The number of illegitimate births in France for every hundred was, in 1858, 7.8; in the same year in Protestant
Saxony it was 16; in Protestant Prussia, 9.3; in Würtemberg (Prot.), 16.1; in Iceland (Prot.) (1838-47), 14; in Denmark (1855), 11.5; Scotland (1871), 10.1; Hanover (1855), 9.9; Sweden (1855), 9.5; Norway (1855), 9.3.
Catholic France, then, judged by this test, stands higher than any Protestant country of which we have statistical reports, except England and Wales, where the percentage was, in 1859, 6.5; but England and Wales are below other Catholic countries, and notably far below Ireland. The rate of illegitimacy in the kingdom of Sardinia (1828-37) was 2.1; in Ireland (1865-66), 3.8; in Spain (1859), 5.6; in Tuscany, 6; in Catholic Prussia, 6.1.

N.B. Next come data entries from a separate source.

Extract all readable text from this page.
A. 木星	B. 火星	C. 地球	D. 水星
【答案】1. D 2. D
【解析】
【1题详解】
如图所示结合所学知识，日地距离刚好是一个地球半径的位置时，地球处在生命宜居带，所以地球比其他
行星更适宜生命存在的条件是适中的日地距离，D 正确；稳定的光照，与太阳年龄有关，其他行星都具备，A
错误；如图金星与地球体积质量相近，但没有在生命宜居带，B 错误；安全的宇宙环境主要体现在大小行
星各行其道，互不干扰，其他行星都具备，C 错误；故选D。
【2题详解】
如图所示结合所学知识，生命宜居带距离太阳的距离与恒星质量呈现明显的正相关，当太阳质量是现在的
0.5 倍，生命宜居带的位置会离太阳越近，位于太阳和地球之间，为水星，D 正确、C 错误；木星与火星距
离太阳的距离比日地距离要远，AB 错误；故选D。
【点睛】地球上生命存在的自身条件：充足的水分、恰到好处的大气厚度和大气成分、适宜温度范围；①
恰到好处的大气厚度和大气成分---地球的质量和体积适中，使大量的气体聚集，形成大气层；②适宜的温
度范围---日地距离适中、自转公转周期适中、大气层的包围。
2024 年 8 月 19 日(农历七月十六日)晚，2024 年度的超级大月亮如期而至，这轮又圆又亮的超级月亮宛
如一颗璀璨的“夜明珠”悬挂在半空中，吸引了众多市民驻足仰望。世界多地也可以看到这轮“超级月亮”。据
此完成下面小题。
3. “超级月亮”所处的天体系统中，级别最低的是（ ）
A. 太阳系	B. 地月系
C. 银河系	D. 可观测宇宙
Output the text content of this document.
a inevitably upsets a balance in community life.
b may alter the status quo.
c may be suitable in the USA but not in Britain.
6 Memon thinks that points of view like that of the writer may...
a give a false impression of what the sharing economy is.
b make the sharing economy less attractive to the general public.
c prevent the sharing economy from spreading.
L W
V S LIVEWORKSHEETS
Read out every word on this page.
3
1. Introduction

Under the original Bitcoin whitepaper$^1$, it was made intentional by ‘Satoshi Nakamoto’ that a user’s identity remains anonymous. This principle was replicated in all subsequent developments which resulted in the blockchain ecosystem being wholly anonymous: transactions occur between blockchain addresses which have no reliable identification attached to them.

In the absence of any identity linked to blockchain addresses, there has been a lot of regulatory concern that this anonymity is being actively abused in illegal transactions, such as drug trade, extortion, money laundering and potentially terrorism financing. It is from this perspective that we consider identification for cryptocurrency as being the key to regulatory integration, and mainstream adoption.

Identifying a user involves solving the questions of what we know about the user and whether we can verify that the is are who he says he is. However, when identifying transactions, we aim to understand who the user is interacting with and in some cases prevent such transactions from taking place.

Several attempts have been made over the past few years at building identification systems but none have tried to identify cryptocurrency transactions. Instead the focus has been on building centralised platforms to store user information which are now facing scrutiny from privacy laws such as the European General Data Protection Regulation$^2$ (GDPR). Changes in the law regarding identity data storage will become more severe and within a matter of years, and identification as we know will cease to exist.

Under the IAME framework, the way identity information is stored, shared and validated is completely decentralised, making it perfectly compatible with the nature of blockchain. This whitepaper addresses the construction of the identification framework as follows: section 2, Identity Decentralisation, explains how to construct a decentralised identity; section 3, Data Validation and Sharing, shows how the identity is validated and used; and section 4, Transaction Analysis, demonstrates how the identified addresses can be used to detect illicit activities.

In Scotland there are, in proportion to population, more than three times as many illegitimate births as in Ireland; and in England and Wales there are more than twice as many, and in Protestant Prussia the percentage is a third greater than in Catholic Prussia.[10]
If chastity, to use Laing’s expression, is the index-virtue, the question as to the comparative morality of Protestant and Catholic nations may be considered at an end. Lecky’s words on the Irish people have often been quoted, to his own regret we believe.